Aargauer Zeitung. Trotz seines Holocaust-Vergleichs bleibt der Grünen-Politiker Patronatsmitglied im jüdisch-christlichen Verein.
Jonas Fricker, der nach seinem Auschwitz-Vergleich seinen Rücktritt als Nationalrat einreichte, darf Patronatsmitglied im jüdisch-christlichen Verein Doppeltür bleiben. Der Verein mit Sitz in den Gemeinden Endingen und Lengnau im Bezirk Zurzach teilte gestern Abend mit: «Der Vorstand des Vereins Doppeltür hat die Causa Fricker an seiner ordentlichen Sitzung diskutiert. Nach einer Aussprache mit ihm und der ganzheitlichen Beurteilung kommt der Vorstand zum Schluss, dass Jonas Fricker im Patronatskomitee verbleiben soll.» Endingen und Lengnau waren zwischen 1776 und 1866 die einzigen Ortschaften in der Schweiz, in denen Juden leben durften. Mit Doppeltüren wurde die Bestimmung umgangen, wonach Juden und Christen nicht beieinander wohnen sollten.

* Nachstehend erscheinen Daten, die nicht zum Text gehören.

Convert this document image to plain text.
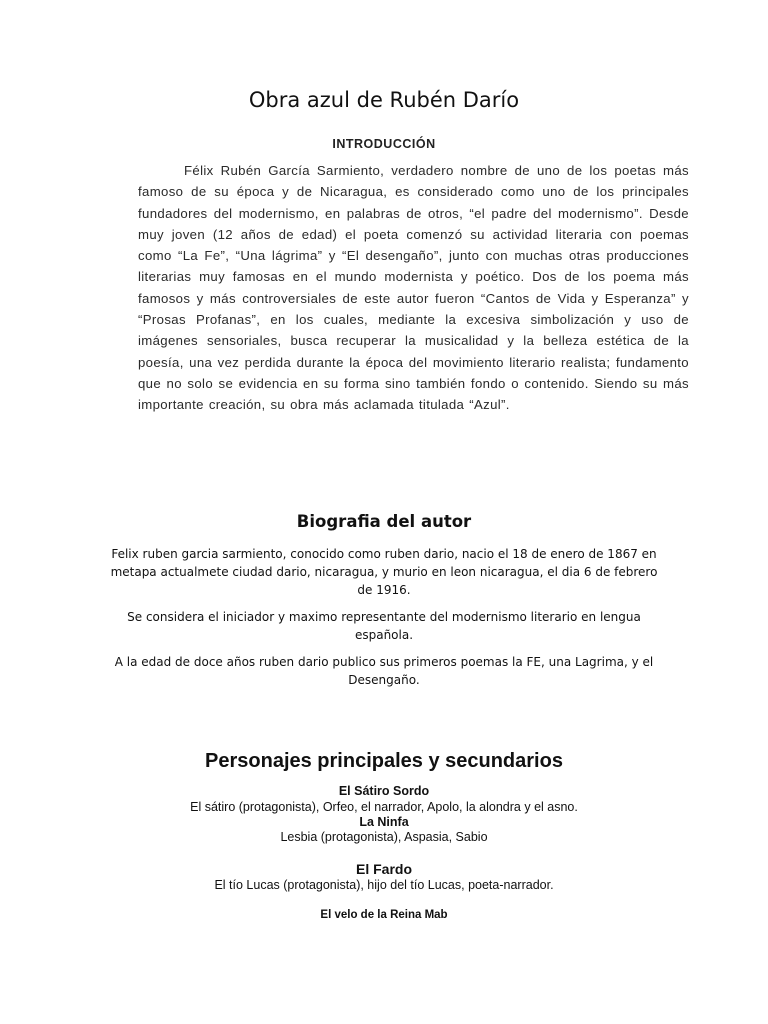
Obra azul de Rubén Darío
INTRODUCCIÓN
Félix Rubén García Sarmiento, verdadero nombre de uno de los poetas más famoso de su época y de Nicaragua, es considerado como uno de los principales fundadores del modernismo, en palabras de otros, “el padre del modernismo”. Desde muy joven (12 años de edad) el poeta comenzó su actividad literaria con poemas como “La Fe”, “Una lágrima” y “El desengaño”, junto con muchas otras producciones literarias muy famosas en el mundo modernista y poético. Dos de los poema más famosos y más controversiales de este autor fueron “Cantos de Vida y Esperanza” y “Prosas Profanas”, en los cuales, mediante la excesiva simbolización y uso de imágenes sensoriales, busca recuperar la musicalidad y la belleza estética de la poesía, una vez perdida durante la época del movimiento literario realista; fundamento que no solo se evidencia en su forma sino también fondo o contenido. Siendo su más importante creación, su obra más aclamada titulada “Azul”.
Biografia del autor

Felix ruben garcia sarmiento, conocido como ruben dario, nacio el 18 de enero de 1867 en metapa actualmete ciudad dario, nicaragua, y murio en leon nicaragua, el dia 6 de febrero de 1916.

Se considera el iniciador y maximo representante del modernismo literario en lengua española.

A la edad de doce años ruben dario publico sus primeros poemas la FE, una Lagrima, y el Desengaño.

Personajes principales y secundarios
El Sátiro Sordo
El sátiro (protagonista), Orfeo, el narrador, Apolo, la alondra y el asno.
La Ninfa
Lesbia (protagonista), Aspasia, Sabio
El Fardo
El tío Lucas (protagonista), hijo del tío Lucas, poeta-narrador.
El velo de la Reina Mab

Es entwickelte sich ein respektvolles Neben- und Miteinander – an dieses historische Erbe will der vor wenigen Jahren gegründete Verein unter anderem mit einem Besucherzentrum erinnern.
Fricker äussert sich
Auf Anfrage der AZ gab Jonas Fricker ein kurzes Statement ab: «Gerne trage ich weiterhin zum Gelingen des Projekts Doppeltüre und damit zur lebendigen Vermittlung des jüdisch-christlichen Zusammenlebens bei.» Lukas Keller, Präsident des Vereins Doppeltür, begründet die Entscheidung des Vorstandes folgendermassen: «Eine Delegation des Vorstandes hat Jonas Fricker zum Gespräch getroffen. Wir wollten wissen, wie er zu unserem Projekt steht. Und wir haben ihn noch einmal gefragt, wie es zu jenem inakzeptablen Vergleich kam. Wir stellten im Gespräch fest, dass keine antisemitische Haltung zur Person von Jonas Fricker gehört, sondern eher das Gegenteil davon.» Er habe einen engen Bezug zu Endingen und Lengnau, habe Freunde und Bekannte in den beiden Dörfern. Und er habe in dem Sinne einen Bezug zur jüdischen Geschichte, als dass er sich für Minderheiten einsetze, erklärte Lukas Keller weiter. «Wir hatten den Eindruck, dass es für ihn persönlich ein Verlust gewesen wäre, wenn er sich nicht mehr hätte für unsere Idee einsetzen dürfen.» Hoch gewichtet habe der Vorstand ebenso seine sofortige Entschuldigung im Nationalrat sowie gegenüber dem Schweizerischen Israelitischen Gemeindebund. «Ausserdem wollten wir ein Zeichen des Respekts setzen, den jede Persönlichkeit verdient hat. Respekt zählt zu den wichtigen Werten, die unser Verein vermitteln will.»
Verhängnisvoller Vergleich
Der 40-jährige Grünen-Politiker aus Baden hatte Ende September in der Debatte um die «Fair-Food-Initiative» einen Vergleich von Schweinetransporten und Judendeportationen gemacht, den auch der Verein Doppeltür in seinem gestrigen Schreiben erneut als inakzeptabel bezeichnete. Fricker sagte wörtlich: «Als ich das letzte Mal so eine Dokumentation von Transporten von Schweinen gesehen habe, sind mir unweigerlich die Bilder der Massendeportationen nach Auschwitz aus dem Film ‹Schindlers Liste› hochgekommen. Die Menschen, die dort deportiert wurden, hatten eine kleine Chance zu überleben. Die Schweine fahren in den sicheren Tod.»